В каптёрку постучались, и дневальный занёс кружку чая. Вслед за ним зашёл невысокий, но широкоплечий чеченец Ислам, который принёс чай для Шамиля.
– Это строгий режим, начальник, – начал Шамиль. – Здесь сидят серьёзные люди. Я поставлен следить за порядком. В большом северном лагере. Это по понятиям. Твой Рижский нам не интересен.
– За что с него спрашивали?
– Что спрашивали? – Смотрящий утомлённо посмотрел на меня. – Человек карабкается по жизни, как по отвесной скале. Без страховки. Такова жизнь.
– Не боишься?
– Очень боюсь. Но, в конце концов, жизнью мы рискуем каждый день. Это я тебя должен спросить, не страшно ли тебе, начальник, в зону заходить каждый день. – Шамиль осклабился. – Особенно тебе. Я ведь знаю, кто вложил в голову Рижского эти глупые мысли, из-за которых он чуть не спёкся по сути.

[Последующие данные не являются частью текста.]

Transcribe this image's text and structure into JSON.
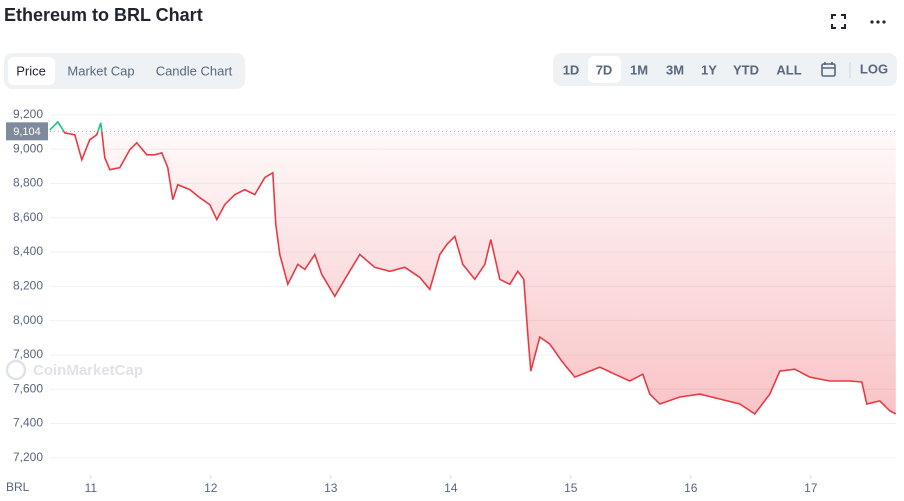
{
  "toolbar": {
    "tabs": [
      "Price",
      "Market Cap",
      "Candle Chart"
    ],
    "ranges": [
      "1D",
      "7D",
      "1M",
      "3M",
      "1Y",
      "YTD",
      "ALL"
    ],
    "log": "LOG",
    "watermark": "CoinMarketCap"
  },
  "chart_data": {
    "type": "line",
    "title": "Ethereum to BRL Chart",
    "y_label": "BRL",
    "x": [
      10.66,
      10.725,
      10.783,
      10.867,
      10.925,
      10.992,
      11.05,
      11.083,
      11.117,
      11.158,
      11.242,
      11.325,
      11.383,
      11.467,
      11.533,
      11.592,
      11.642,
      11.683,
      11.725,
      11.825,
      11.908,
      11.992,
      12.05,
      12.117,
      12.2,
      12.283,
      12.367,
      12.45,
      12.517,
      12.542,
      12.575,
      12.642,
      12.725,
      12.783,
      12.867,
      12.925,
      13.033,
      13.117,
      13.242,
      13.367,
      13.492,
      13.617,
      13.742,
      13.825,
      13.908,
      13.967,
      14.033,
      14.1,
      14.2,
      14.283,
      14.333,
      14.408,
      14.492,
      14.558,
      14.608,
      14.642,
      14.667,
      14.742,
      14.825,
      14.925,
      15.033,
      15.158,
      15.242,
      15.367,
      15.492,
      15.6,
      15.658,
      15.742,
      15.908,
      16.075,
      16.242,
      16.408,
      16.533,
      16.658,
      16.742,
      16.867,
      16.992,
      17.158,
      17.325,
      17.425,
      17.467,
      17.575,
      17.658,
      17.708
    ],
    "series": [
      {
        "name": "Price",
        "color": "#ea3943",
        "above_color": "#16c784",
        "values": [
          9113,
          9159,
          9095,
          9084,
          8938,
          9055,
          9084,
          9153,
          8950,
          8880,
          8892,
          8997,
          9037,
          8967,
          8967,
          8979,
          8892,
          8706,
          8793,
          8764,
          8717,
          8677,
          8590,
          8677,
          8735,
          8764,
          8735,
          8834,
          8863,
          8560,
          8386,
          8212,
          8328,
          8299,
          8386,
          8270,
          8142,
          8241,
          8386,
          8311,
          8288,
          8311,
          8252,
          8183,
          8386,
          8444,
          8491,
          8328,
          8241,
          8328,
          8473,
          8241,
          8212,
          8288,
          8241,
          7921,
          7706,
          7904,
          7863,
          7764,
          7671,
          7706,
          7729,
          7688,
          7648,
          7688,
          7572,
          7514,
          7555,
          7572,
          7543,
          7514,
          7456,
          7572,
          7706,
          7717,
          7671,
          7648,
          7648,
          7642,
          7514,
          7532,
          7474,
          7456
        ]
      }
    ],
    "reference": {
      "value": 9104,
      "label": "9,104"
    },
    "xlim": [
      10.66,
      17.71
    ],
    "xticks": [
      11,
      12,
      13,
      14,
      15,
      16,
      17
    ],
    "ylim": [
      7100,
      9240
    ],
    "yticks": [
      {
        "value": 7200,
        "label": "7,200"
      },
      {
        "value": 7400,
        "label": "7,400"
      },
      {
        "value": 7600,
        "label": "7,600"
      },
      {
        "value": 7800,
        "label": "7,800"
      },
      {
        "value": 8000,
        "label": "8,000"
      },
      {
        "value": 8200,
        "label": "8,200"
      },
      {
        "value": 8400,
        "label": "8,400"
      },
      {
        "value": 8600,
        "label": "8,600"
      },
      {
        "value": 8800,
        "label": "8,800"
      },
      {
        "value": 9000,
        "label": "9,000"
      },
      {
        "value": 9200,
        "label": "9,200"
      }
    ],
    "grid": true
  }
}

– К чему клонишь? – Я посмотрел на часы, они показывали 23.45. Хотелось спать.
– Одно неверное движение, и ты сорвёшься в пропасть. Каждый свой поступок надо продумывать, выверять каждый шаг. Рижский, например, оступился. – Шамиль откинулся на стуле, выставив острый подбородок, с видом победителя. – Ты чай-то пей, начальник, остынет. Я вижу, ты устал, пей чай, может, просветление наступит, и ты вспомнишь, что ты не опер, а всего лишь начальник отряда. Даже не моего, а другого.
– Давай дальше, Шамиль. – Я отпил из кружки и поморщился – слишком много сахара.
– Расскажу тебе одну историю про осуждённого, который хотел стать на нашем отряде старшим дневальным. И откуда у него в голове такие мысли? С операми, говорят, договариваться ходил. Не учёл он одного. Того, что мы пробивать его биографию будем. Оказалось, что этот тип смотрящим в пресс-хате был. Ты знаешь, что такое пресс-хата?
– Имею представление.
– Много людей от него настрадалось. – Глаза чеченца потемнели. – Либо плати бабки за прописку, либо… хорош расклад? – Шамиль выразительно посмотрел на меня. – Кто бы поступил иначе?
– В глухой Сибири в лагере строгого режима чеченец вершит судьбы русских мужиков, – усмехнулся я.
– Я помню, как ты сюда пришёл молодым лейтенантом. – Шамиль посмотрел на меня как будто впервые. – Бегом бегал, торопился всё успеть. Лекции зэкам читал, агитацию на стены развешивал, с курением боролся, зажигалки отнимал. Ты же не курил раньше?
– Не курил, – подтвердил я. – Теперь всё иначе.
– Да. – Чеченец на секунду задумался. – И на «вы» заставлял обращаться.
Я усмехнулся.
– Теперь опсовел, – продолжал Шамиль. – Ходишь вразвалочку. Всегда в нужное время в нужном месте, всё про всех знаешь. Лавируешь, шантажируешь, договариваешься, как будто ты один знаешь, где правда, а где ложь. Хочешь в чужую компанию своего человека запилить… А раньше, – Шамиль покачал головой, – такой идеалист был.
Чеченец помолчал.
– Ты передай ему, начальник, что мы претензий больше не имеем. Если жить будет тихо, никто его не тронет. Это я сказал. И тебе я тоже всё сказал. Надеюсь, ты услышал.
Я помолчал, обдумывая его слова, надел шапку и поднялся.
– Давай, Шамиль, ещё зайду.
– Артём, – остановил меня чеченец, когда я уже открывал дверь. – Если кто-то из моих людей пострадает из-за этого чёрта, ему лучше в безопасное место закрываться. Отвечаю.
Я кивнул и вышел. У каптёрки столпилось человек пять зэков, пытавшихся подслушать наш разговор. У входа в кормокухню прислонился к стене Ислам, рядом с ним Ильмутдин из моего отряда – все настороженно смотрят на меня.
Я вышел из отряда и поднялся на третий этаж общежития к себе. Мне нужно было переговорить со своим старшим дневальным.
– Ну! – Толик подскочил со стула и уставился на меня, когда я зашёл в нашу каптёрку. – Ты базарил с пиковым? Всё как я тебе говорил?
Толик Рыжиков, ночной дневальный, безусловный лидер среди зэков моего отряда. Я посмотрел на него снизу вверх, по привычке удивившись его росту, и присел на освободившееся место.